Kubernetes 1.25 on AKS moved to Ubuntu 22.04, which uses cgroup version 2 by default. This is a different kernel interface than cgroup v1, and runtimes that directly read memory limit information from the old cgroup v1 filesystem paths now read incorrect values, often the entire host's RAM. Java versions older than jdk8u372 or 11.0.16 are especially affected, as are .NET versions below 5.0. The JVM allocates a heap based on what it thinks the memory limit is, the allocation far exceeds the actual container limit, and the kernel sends SIGKILL (exit code 137). Fix this by upgrading your Java runtime to a cgroup v2-compatible version, or .NET to 5.0+. As a short-term bridge, increase your pod memory limits and requests to reduce eviction frequency while you roll out the runtime updates.
Can I enable Kubernetes RBAC on an existing AKS cluster?

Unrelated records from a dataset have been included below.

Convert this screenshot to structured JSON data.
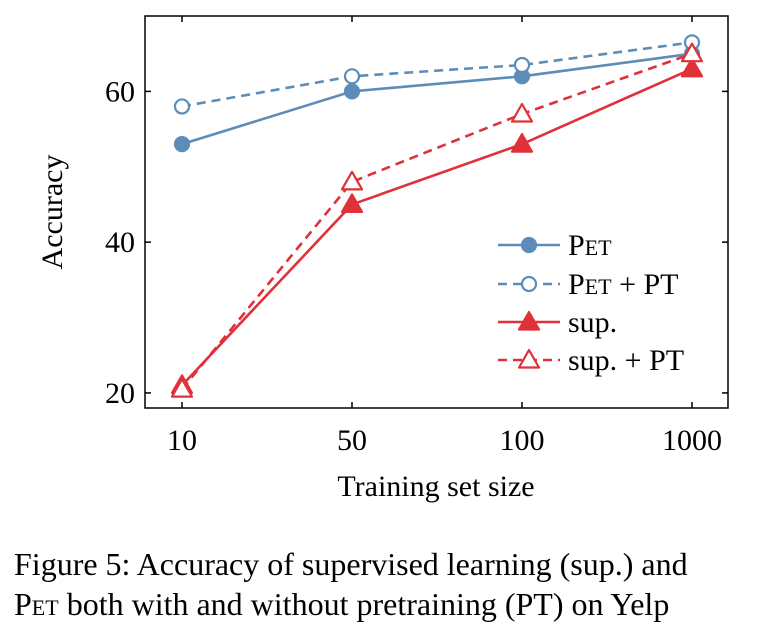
{
  "chart_data": {
    "type": "line",
    "categories": [
      "10",
      "50",
      "100",
      "1000"
    ],
    "xlabel": "Training set size",
    "ylabel": "Accuracy",
    "ylim": [
      18,
      70
    ],
    "yticks": [
      "20",
      "40",
      "60"
    ],
    "grid": false,
    "legend_position": "lower-right",
    "series": [
      {
        "name": "PET",
        "values": [
          53,
          60,
          62,
          65
        ],
        "color": "#5b8db8",
        "style": "solid",
        "marker": "filled-circle"
      },
      {
        "name": "PET + PT",
        "values": [
          58,
          62,
          63.5,
          66.5
        ],
        "color": "#5b8db8",
        "style": "dashed",
        "marker": "open-circle"
      },
      {
        "name": "sup.",
        "values": [
          21,
          45,
          53,
          63
        ],
        "color": "#e0303a",
        "style": "solid",
        "marker": "filled-triangle"
      },
      {
        "name": "sup. + PT",
        "values": [
          20.5,
          48,
          57,
          65
        ],
        "color": "#e0303a",
        "style": "dashed",
        "marker": "open-triangle"
      }
    ]
  },
  "caption": {
    "prefix": "Figure 5: Accuracy of supervised learning (sup.) and",
    "pet": "Pet",
    "rest": " both with and without pretraining (PT) on Yelp"
  }
}
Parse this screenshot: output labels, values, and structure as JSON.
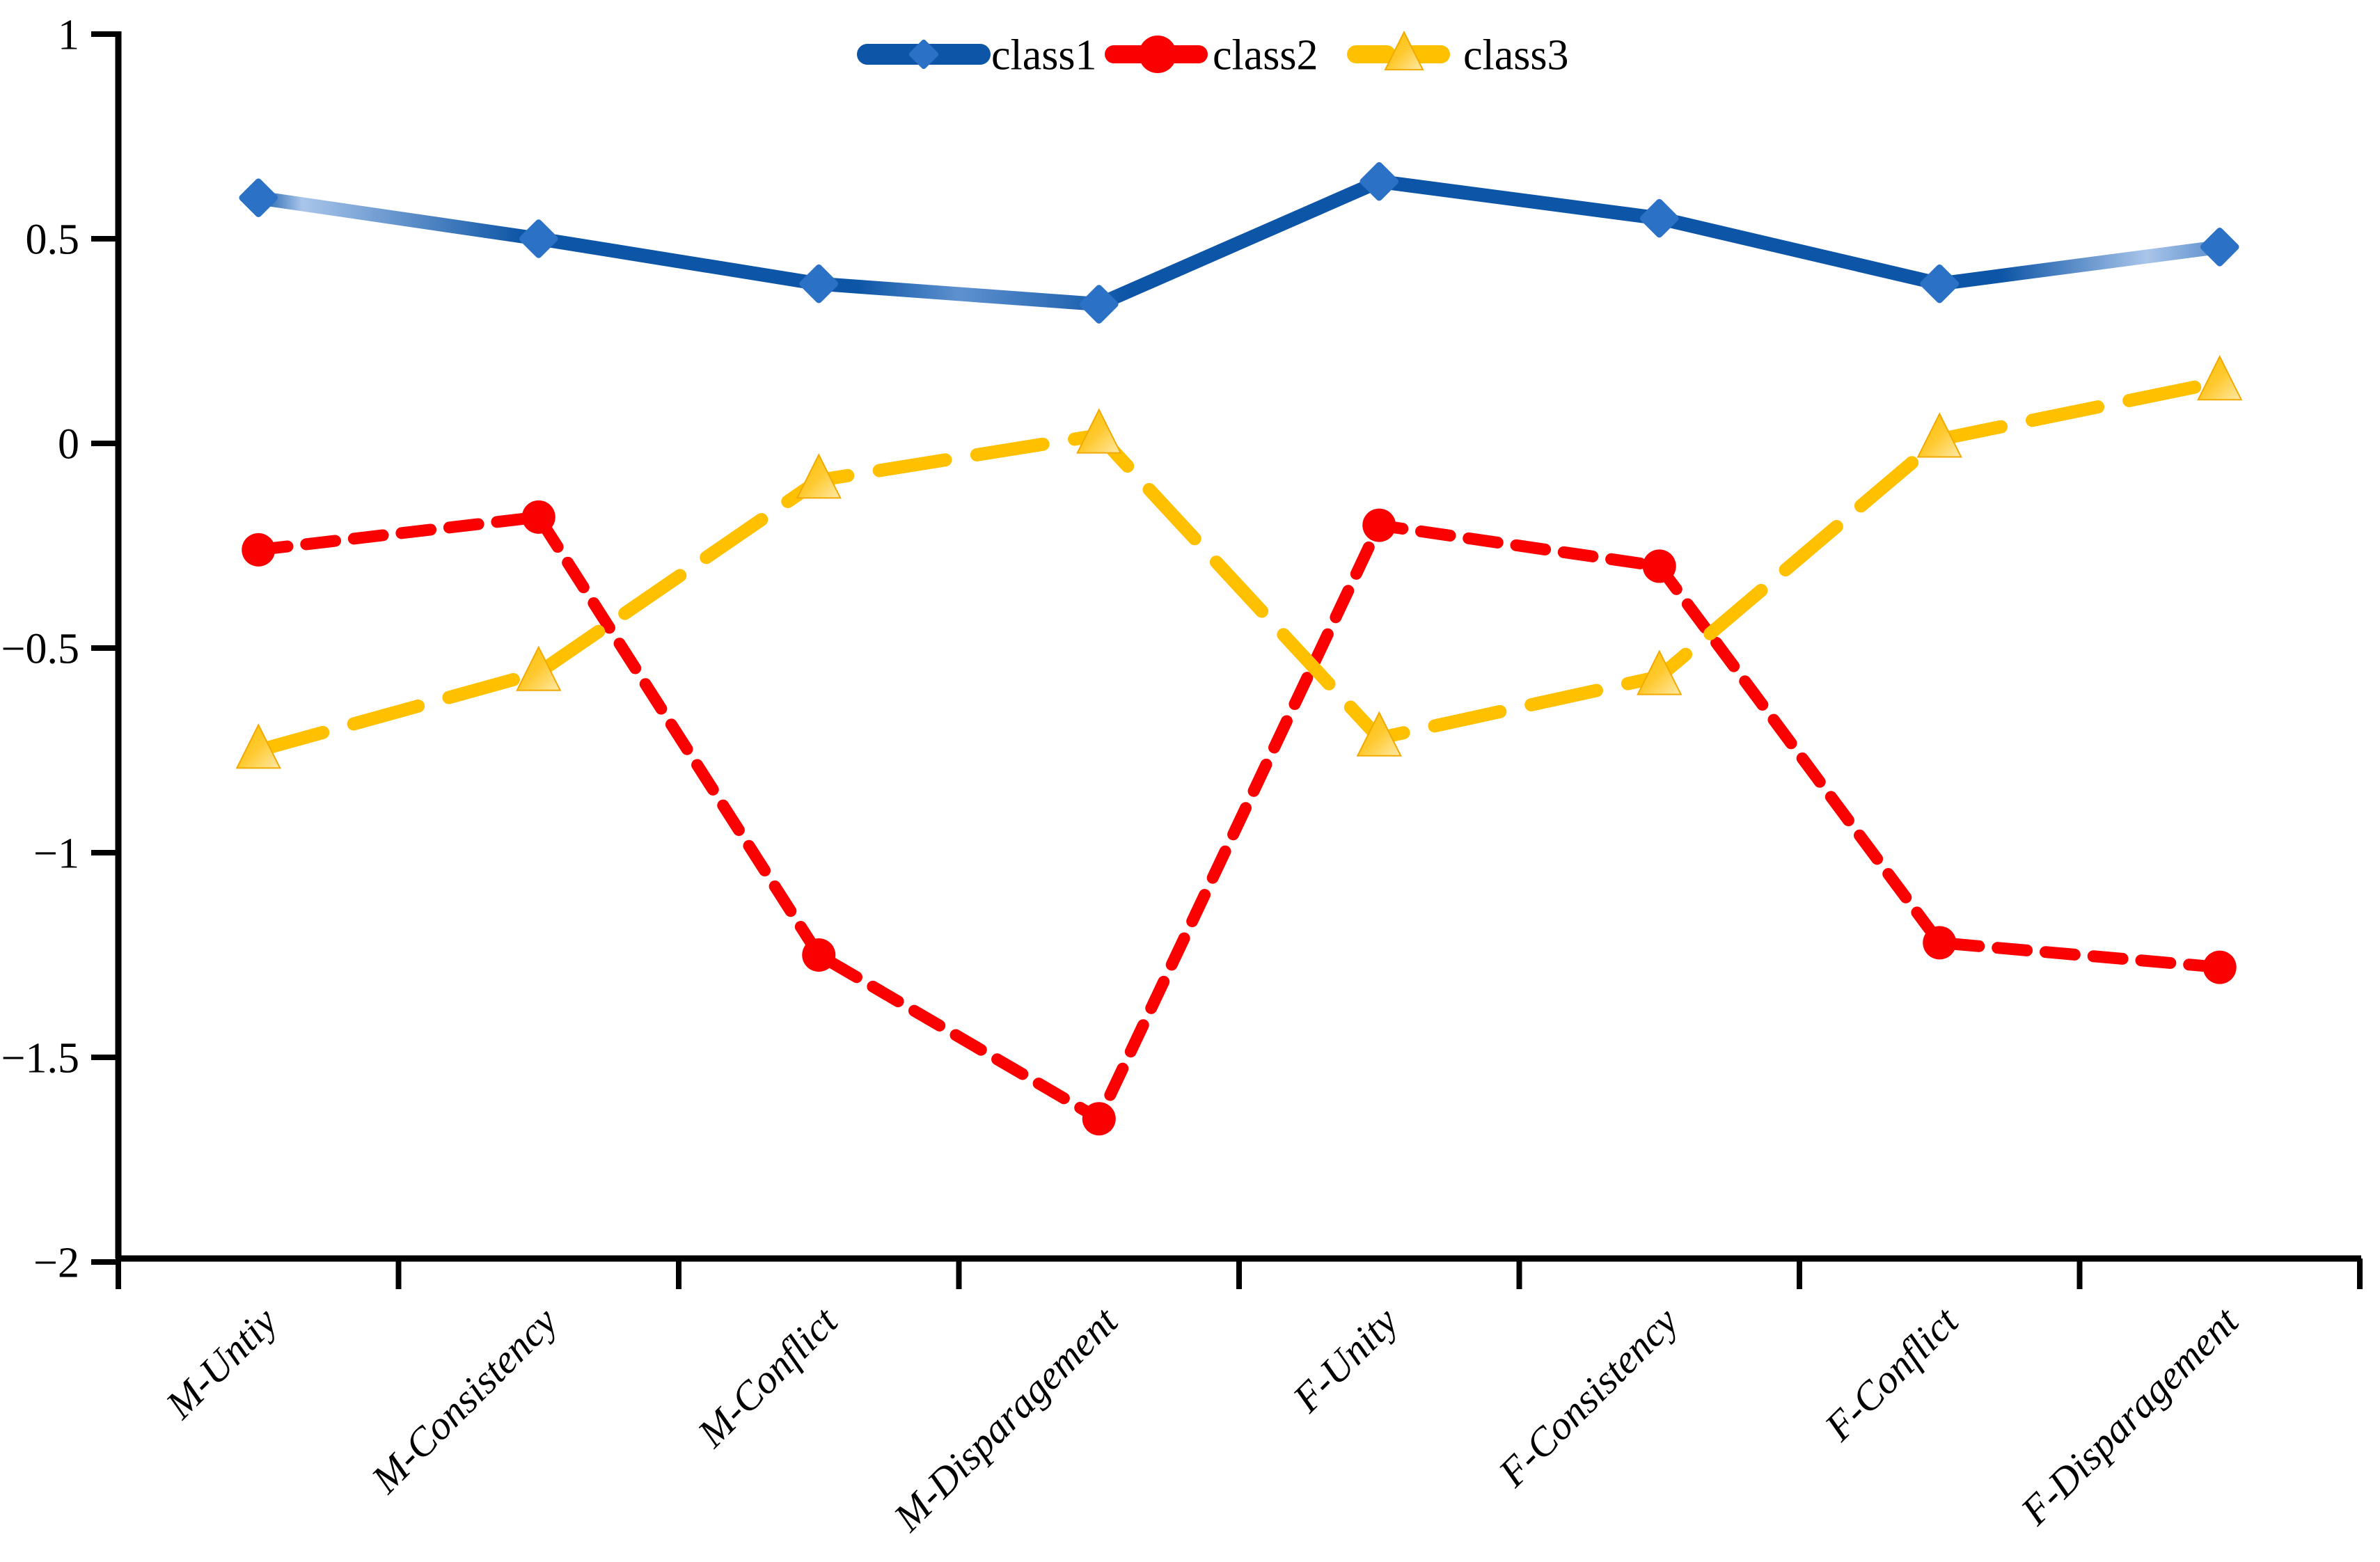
{
  "chart_data": {
    "type": "line",
    "title": "",
    "xlabel": "",
    "ylabel": "",
    "grid": false,
    "legend_position": "top-center",
    "background_color": "#FFFFFF",
    "axis_color": "#000000",
    "ylim": [
      -2,
      1
    ],
    "yticks": [
      {
        "value": 1,
        "label": "1"
      },
      {
        "value": 0.5,
        "label": "0.5"
      },
      {
        "value": 0,
        "label": "0"
      },
      {
        "value": -0.5,
        "label": "−0.5"
      },
      {
        "value": -1,
        "label": "−1"
      },
      {
        "value": -1.5,
        "label": "−1.5"
      },
      {
        "value": -2,
        "label": "−2"
      }
    ],
    "categories": [
      "M-Untiy",
      "M-Consistency",
      "M-Conflict",
      "M-Disparagement",
      "F-Unity",
      "F-Consistency",
      "F-Conflict",
      "F-Disparagement"
    ],
    "series": [
      {
        "name": "class1",
        "marker": "diamond",
        "line_style": "solid",
        "color": "#0D55A6",
        "color_light": "#A9C5EA",
        "marker_color": "#2B72C6",
        "values": [
          0.6,
          0.5,
          0.39,
          0.34,
          0.64,
          0.55,
          0.39,
          0.48
        ]
      },
      {
        "name": "class2",
        "marker": "circle",
        "line_style": "dashed",
        "color": "#FB0000",
        "marker_color": "#FB0000",
        "values": [
          -0.26,
          -0.18,
          -1.25,
          -1.65,
          -0.2,
          -0.3,
          -1.22,
          -1.28
        ]
      },
      {
        "name": "class3",
        "marker": "triangle",
        "line_style": "long-dashed",
        "color": "#FFC000",
        "marker_color": "#FFC000",
        "marker_highlight": "#FFE9A8",
        "values": [
          -0.75,
          -0.56,
          -0.09,
          0.02,
          -0.72,
          -0.57,
          0.01,
          0.15
        ]
      }
    ]
  }
}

No, enabling Kubernetes role-based access control on an already-running AKS cluster is not supported. RBAC can only be configured at cluster creation time. When you create a cluster via the Azure CLI, the Azure portal, or any API version newer than 2020-03-01, Kubernetes RBAC is enabled by default. If you need RBAC on a cluster that was created without it, you'll need to provision a new cluster with RBAC enabled and migrate your workloads. This is one of those "plan ahead" decisions, if you're spinning up a new cluster today, RBAC is on by default so you don't need to do anything special.
How do I fix the "Eviction blocked by Too Many Requests (usually a pdb)" error during an AKS upgrade?
That message appears in Kubernetes drain events when a PodDisruptionBudget's allowed disruptions count hits zero, meaning no pods on that node can be evicted without violating the PDB's minimum availability guarantee. You have three options: scale up your deployment replicas to create eviction headroom, temporarily back up and delete the blocking PDB (kubectl get pdb <name> -n <ns> -o yaml > backup.yaml && kubectl delete pdb <name> -n <ns>), or scale the blocked workload down to zero replicas before the drain. After resolving the blockage, re-run az aks upgrade against the same version, this triggers a cluster reconciliation that resumes the stalled upgrade and brings nodes back online.